Unpacking and Parse Selection.

In order to select the best parse tree from a parse forest, we assume a parse evaluation function which assigns a score to each parse. In section 6 we describe some initial experiments with a variety of parse evaluation functions. A naive algorithm constructs all possible parse trees, assigns each one a score, and then selects the best one. Since it is too inefficient to construct all parse trees, we have implemented the algorithm which computes parse trees from the parse forest as a best-first search. This requires that the parse evaluation function is extended to partial parse trees. In order to be able to guarantee that this search procedure indeed finds the best parse tree, a certain monotonicity requirement should apply to this evaluation function: if a (partial) tree s is better than s', then a tree t which contains s should be better than t' which is just like t except it has s' instead of s. However, instead of relying on such a requirement, we implemented a variant of a best-first search algorithm in such a way that for each state in the search space, we maintain the b best candidates, where b is a small integer (the beam). If the beam is decreased, then we run a larger risc of missing the best parse (but the result will typically still be a relatively `good' parse); if the beam is increased, then the amount of computation increases too. Currently, we find that a value of b=4 is a good compromise between accuracy and efficiency. In table 2 the effect of various values for b is presented for two development treebanks. The grammar assigns on average about 33 parse trees per sentence for the cdbl10 corpus.

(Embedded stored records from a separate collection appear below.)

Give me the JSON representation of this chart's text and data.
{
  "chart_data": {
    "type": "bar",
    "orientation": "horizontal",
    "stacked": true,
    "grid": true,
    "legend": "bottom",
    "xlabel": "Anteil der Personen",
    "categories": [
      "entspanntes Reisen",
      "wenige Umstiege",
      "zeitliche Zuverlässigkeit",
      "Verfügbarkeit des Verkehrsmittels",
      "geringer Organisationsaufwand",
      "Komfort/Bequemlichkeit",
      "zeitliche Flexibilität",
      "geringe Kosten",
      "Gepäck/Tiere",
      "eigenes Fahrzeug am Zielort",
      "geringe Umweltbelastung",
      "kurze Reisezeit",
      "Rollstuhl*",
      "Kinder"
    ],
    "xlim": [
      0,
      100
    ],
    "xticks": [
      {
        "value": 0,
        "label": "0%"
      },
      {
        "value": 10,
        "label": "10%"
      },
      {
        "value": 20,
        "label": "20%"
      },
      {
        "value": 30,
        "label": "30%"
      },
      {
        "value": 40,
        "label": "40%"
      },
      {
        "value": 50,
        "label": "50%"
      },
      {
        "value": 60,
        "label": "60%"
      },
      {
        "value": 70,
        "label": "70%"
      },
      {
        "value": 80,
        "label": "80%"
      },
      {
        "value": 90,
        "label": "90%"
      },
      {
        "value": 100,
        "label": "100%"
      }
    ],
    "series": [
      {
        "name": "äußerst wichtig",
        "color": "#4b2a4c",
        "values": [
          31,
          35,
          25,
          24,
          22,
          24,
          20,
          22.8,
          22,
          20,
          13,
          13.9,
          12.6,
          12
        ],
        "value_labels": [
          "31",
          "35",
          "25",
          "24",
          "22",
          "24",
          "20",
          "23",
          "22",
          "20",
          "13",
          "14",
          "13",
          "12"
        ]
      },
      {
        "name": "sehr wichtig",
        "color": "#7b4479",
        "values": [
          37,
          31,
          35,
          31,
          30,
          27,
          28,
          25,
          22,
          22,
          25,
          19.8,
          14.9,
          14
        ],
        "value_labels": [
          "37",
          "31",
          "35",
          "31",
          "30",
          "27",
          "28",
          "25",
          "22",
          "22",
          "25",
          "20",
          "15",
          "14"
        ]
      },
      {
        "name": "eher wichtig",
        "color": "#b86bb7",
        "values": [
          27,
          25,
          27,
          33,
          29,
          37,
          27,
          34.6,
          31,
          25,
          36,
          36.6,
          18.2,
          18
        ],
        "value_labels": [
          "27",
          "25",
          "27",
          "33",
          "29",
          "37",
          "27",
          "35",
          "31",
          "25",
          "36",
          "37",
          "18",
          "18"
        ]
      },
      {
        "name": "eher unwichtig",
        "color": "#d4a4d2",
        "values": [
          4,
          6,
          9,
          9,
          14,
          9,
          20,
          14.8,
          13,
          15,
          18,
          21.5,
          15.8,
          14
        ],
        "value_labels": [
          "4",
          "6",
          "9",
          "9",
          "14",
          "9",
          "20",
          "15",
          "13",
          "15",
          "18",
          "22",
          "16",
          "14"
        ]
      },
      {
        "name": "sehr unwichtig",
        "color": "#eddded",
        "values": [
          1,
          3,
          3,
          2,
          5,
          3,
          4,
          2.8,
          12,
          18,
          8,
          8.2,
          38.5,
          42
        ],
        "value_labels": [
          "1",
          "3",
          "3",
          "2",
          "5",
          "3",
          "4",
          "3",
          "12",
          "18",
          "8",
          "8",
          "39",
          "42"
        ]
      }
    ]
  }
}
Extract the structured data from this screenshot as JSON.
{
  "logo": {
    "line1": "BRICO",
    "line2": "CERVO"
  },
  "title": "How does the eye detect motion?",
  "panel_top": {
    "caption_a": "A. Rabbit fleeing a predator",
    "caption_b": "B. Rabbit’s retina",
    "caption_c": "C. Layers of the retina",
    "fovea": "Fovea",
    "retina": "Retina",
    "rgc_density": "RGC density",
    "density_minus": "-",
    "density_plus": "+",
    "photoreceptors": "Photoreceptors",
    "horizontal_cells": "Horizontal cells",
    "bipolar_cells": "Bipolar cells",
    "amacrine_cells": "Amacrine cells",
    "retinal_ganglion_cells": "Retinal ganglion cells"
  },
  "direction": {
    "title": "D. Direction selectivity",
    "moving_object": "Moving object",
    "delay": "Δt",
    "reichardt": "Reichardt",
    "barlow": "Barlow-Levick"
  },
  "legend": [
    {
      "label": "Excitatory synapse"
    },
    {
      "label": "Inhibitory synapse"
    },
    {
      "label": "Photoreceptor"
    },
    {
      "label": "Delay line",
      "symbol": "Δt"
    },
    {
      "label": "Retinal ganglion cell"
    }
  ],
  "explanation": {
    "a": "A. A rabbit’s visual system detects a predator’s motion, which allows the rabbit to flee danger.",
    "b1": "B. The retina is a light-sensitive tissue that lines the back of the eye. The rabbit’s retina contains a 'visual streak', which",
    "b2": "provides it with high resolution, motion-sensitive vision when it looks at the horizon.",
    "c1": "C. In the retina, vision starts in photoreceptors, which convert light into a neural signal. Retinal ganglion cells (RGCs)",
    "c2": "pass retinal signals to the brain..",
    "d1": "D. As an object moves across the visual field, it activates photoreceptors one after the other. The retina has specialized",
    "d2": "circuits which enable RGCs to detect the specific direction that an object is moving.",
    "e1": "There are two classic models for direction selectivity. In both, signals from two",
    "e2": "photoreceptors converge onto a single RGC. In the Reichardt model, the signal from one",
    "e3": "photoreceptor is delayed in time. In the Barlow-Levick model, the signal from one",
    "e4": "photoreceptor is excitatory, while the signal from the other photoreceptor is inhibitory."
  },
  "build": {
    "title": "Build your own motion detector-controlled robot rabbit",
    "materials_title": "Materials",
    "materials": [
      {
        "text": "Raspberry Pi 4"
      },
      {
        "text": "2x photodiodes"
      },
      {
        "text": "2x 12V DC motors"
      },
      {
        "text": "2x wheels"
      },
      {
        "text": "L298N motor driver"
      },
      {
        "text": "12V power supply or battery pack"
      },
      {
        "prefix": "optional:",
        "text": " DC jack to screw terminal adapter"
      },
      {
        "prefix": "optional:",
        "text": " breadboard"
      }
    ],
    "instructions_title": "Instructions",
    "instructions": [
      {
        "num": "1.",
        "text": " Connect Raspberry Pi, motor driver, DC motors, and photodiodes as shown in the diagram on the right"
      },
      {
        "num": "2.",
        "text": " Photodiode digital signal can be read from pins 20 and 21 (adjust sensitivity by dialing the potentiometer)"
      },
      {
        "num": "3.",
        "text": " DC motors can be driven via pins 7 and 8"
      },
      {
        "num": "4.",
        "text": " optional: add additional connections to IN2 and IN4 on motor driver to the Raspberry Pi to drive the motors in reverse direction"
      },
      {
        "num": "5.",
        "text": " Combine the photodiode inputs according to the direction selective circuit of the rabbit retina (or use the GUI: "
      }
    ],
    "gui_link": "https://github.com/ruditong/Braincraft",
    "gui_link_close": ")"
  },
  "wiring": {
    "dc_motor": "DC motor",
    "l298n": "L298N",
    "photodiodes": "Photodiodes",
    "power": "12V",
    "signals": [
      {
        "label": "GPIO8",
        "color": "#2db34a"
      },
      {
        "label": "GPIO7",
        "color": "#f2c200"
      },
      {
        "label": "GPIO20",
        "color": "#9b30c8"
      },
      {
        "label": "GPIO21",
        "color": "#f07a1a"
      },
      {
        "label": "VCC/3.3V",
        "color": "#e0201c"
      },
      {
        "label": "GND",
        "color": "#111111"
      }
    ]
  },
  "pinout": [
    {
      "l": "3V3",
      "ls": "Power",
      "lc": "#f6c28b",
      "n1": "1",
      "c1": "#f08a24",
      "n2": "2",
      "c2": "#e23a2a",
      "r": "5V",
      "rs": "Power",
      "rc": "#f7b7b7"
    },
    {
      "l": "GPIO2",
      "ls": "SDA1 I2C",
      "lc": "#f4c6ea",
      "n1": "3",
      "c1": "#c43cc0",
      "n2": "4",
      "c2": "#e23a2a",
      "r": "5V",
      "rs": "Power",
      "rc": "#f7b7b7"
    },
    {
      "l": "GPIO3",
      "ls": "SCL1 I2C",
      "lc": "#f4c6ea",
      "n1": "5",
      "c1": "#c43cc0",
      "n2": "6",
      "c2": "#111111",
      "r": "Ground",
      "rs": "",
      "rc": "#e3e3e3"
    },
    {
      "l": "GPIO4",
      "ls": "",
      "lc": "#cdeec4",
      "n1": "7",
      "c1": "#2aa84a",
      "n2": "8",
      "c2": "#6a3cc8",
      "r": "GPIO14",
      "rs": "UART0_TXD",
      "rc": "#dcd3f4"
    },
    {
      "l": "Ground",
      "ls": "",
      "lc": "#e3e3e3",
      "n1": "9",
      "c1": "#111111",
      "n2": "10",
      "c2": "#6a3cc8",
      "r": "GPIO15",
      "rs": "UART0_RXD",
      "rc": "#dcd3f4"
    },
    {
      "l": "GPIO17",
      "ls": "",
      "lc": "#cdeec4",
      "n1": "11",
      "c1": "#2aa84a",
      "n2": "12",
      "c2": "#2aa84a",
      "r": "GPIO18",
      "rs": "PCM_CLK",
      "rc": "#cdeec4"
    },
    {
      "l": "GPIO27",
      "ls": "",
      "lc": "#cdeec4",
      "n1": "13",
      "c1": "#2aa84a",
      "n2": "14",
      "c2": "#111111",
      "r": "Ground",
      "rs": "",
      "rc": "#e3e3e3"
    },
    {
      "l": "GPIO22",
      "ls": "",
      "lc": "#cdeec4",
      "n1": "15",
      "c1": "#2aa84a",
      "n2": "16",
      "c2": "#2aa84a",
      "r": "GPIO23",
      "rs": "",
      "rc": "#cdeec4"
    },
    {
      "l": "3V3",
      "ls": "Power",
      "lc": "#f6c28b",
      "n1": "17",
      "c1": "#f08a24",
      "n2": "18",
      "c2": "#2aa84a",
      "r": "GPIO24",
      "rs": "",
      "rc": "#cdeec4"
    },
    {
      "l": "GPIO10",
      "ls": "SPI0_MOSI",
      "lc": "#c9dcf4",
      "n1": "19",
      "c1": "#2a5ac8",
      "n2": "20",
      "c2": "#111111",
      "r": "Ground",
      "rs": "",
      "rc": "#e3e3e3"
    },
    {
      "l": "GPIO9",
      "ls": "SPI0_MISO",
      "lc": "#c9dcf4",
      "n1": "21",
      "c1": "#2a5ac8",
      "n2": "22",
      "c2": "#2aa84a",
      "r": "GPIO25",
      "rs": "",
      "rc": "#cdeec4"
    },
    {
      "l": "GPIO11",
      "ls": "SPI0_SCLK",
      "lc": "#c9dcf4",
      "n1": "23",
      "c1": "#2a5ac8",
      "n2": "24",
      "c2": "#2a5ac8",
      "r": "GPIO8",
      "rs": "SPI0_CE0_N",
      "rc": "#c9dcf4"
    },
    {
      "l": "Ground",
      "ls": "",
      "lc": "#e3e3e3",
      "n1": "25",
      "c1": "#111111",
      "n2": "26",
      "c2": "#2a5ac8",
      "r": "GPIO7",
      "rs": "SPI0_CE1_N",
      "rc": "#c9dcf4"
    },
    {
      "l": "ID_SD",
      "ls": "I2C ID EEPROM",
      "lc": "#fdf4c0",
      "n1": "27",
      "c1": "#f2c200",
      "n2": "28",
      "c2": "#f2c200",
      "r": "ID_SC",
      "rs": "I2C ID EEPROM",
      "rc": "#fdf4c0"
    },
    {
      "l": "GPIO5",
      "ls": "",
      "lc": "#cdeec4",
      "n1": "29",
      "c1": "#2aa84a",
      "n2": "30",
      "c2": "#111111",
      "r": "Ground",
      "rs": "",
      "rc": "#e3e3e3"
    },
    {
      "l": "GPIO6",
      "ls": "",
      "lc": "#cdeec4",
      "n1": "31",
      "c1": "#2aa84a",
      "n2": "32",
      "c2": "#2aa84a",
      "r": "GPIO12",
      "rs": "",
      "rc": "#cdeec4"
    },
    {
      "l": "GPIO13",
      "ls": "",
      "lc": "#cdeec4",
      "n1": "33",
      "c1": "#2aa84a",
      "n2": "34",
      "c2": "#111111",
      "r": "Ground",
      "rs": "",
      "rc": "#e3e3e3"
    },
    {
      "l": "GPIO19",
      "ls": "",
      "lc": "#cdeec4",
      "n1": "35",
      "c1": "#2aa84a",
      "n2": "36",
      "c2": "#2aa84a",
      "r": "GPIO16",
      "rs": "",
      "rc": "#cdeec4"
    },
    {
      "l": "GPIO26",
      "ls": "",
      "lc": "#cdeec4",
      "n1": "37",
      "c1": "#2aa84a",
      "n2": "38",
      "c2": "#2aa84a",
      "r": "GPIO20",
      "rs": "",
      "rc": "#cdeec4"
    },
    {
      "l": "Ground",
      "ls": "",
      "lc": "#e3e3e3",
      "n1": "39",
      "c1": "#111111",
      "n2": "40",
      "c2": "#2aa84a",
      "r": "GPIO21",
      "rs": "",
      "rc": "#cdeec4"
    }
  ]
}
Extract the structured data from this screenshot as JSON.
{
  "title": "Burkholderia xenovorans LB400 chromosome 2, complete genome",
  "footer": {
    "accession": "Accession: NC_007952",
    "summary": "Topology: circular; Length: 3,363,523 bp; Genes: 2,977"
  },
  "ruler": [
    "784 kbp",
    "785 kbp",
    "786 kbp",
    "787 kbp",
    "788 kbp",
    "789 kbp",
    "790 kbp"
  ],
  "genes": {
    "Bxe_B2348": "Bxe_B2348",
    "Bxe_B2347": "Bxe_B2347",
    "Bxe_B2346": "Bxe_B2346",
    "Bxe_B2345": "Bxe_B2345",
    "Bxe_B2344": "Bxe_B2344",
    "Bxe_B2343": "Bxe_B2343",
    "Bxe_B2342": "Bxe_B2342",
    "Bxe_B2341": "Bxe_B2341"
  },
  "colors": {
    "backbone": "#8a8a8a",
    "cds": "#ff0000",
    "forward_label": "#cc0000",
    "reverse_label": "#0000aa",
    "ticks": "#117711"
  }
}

This number increases rapidly for longer sentences: for the cdbl20 corpus it is at least 340.⁵

Table 2: Effect of beam-size on accuracy and efficiency of parse selection

beam	cdbl10		cdbl20
	accuracy (%)	speed (msec)	accuracy (%)	speed (msec)
1	79.99	190	73.63	740
2	80.66	270	74.59	1470
4	81.11	350	75.07	2350
8	81.22	530	75.35	3630
16	81.36	590	75.31	5460
32	81.36	790	74.98	7880
$\infty$	81.36	640	-	-